A quebra da unidade do exército através de um decreto imperial no século IV, criando divisões por províncias e territórios de atuação, segue-se como desdobramento da tentativa de resguardar o poder do imperador diante de um poder muito forte concentrado em um exército unificado, mas ao mesmo tempo a medida em médio prazo incorpora-se aos fenômenos de desagregação e de formação de estruturas autônomas.
Da mesma forma, a criação e imposição de castas profissionais no fim do século IV nada mais indica do que a necessidade de fazer frente a tendências de desorganização no âmbito econômico.
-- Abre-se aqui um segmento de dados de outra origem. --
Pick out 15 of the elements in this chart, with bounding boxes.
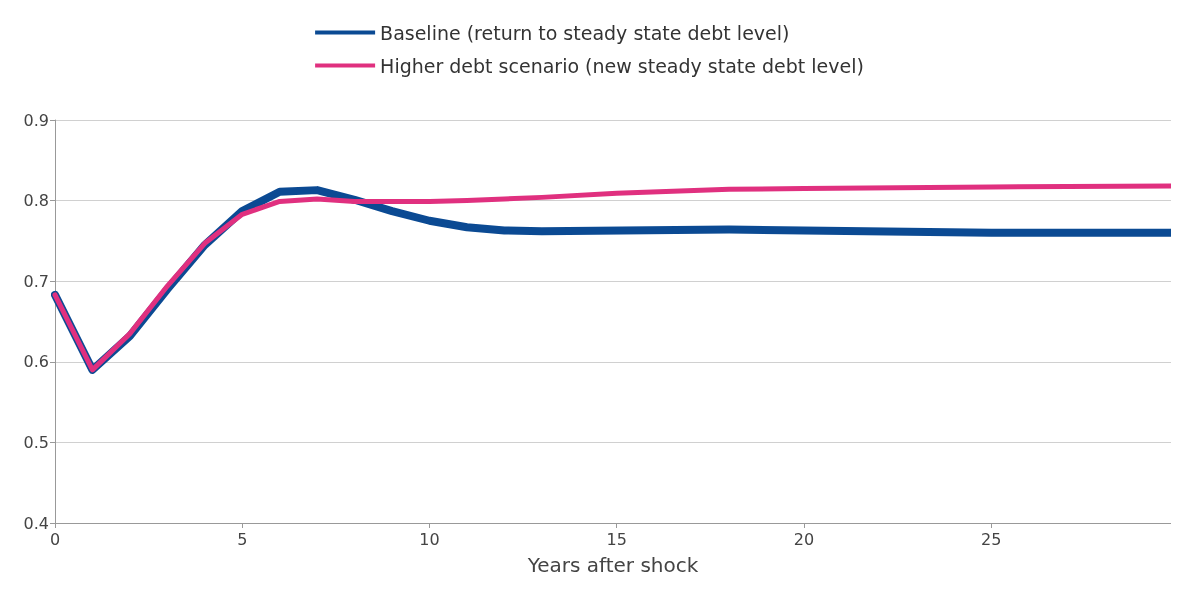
x-axis-title: Years after shock xyxy=(526,553,699,577)
x-tick-label: 25 xyxy=(981,529,1002,549)
y-tick-label: 0.5 xyxy=(23,432,49,452)
y-tick-label: 0.4 xyxy=(23,513,49,533)
x-tick-label: 0 xyxy=(49,529,61,549)
y-tick-label: 0.8 xyxy=(23,191,49,211)
x-tick-label: 5 xyxy=(237,529,248,549)
legend-label: Higher debt scenario (new steady state debt level) xyxy=(380,54,864,77)
legend-label: Baseline (return to steady state debt level) xyxy=(380,21,790,44)
y-tick-label: 0.9 xyxy=(23,110,49,130)
x-tick-label: 10 xyxy=(419,529,440,549)
x-tick-label: 15 xyxy=(606,529,627,549)
y-tick-label: 0.7 xyxy=(23,271,49,291)
x-tick-label: 20 xyxy=(793,529,815,549)
y-tick-label: 0.6 xyxy=(23,352,49,372)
A antiga ordem imperial, enfim, apesar de todas as medidas de força que tentam impor a coesão, vai cedendo à inevitável desestruturação, a uma desagregação dos elementos que, antes coesos, conformavam a ordem do sistema. Contra tudo isto, o cristianismo, organizado em Igreja e gerando os seus próprios padrões de espacialização política, começa a constituir um sistema paralelo que agrega em dioceses o espaço sociorreligioso propondo uma nova organização administrativa, ora superposta ora desencaixada em relação à administração imperial.
Decisivamente, a ideia de universalidade que antes residia no Império vai se deslocando para a Cristandade consolidada institucionalmente na Igreja, e este confronto entre dois projetos universais – na vida política ou imaginária – breve se estenderá pelos séculos posteriores como uma longa reminiscência do jogo de encaixes e desencaixes entre os dois sistemas.
Mas o novo mundo medieval, efetivamente, tenderá a se organizar em torno da Igreja Cristã, o que já representa um novo sistema em construção.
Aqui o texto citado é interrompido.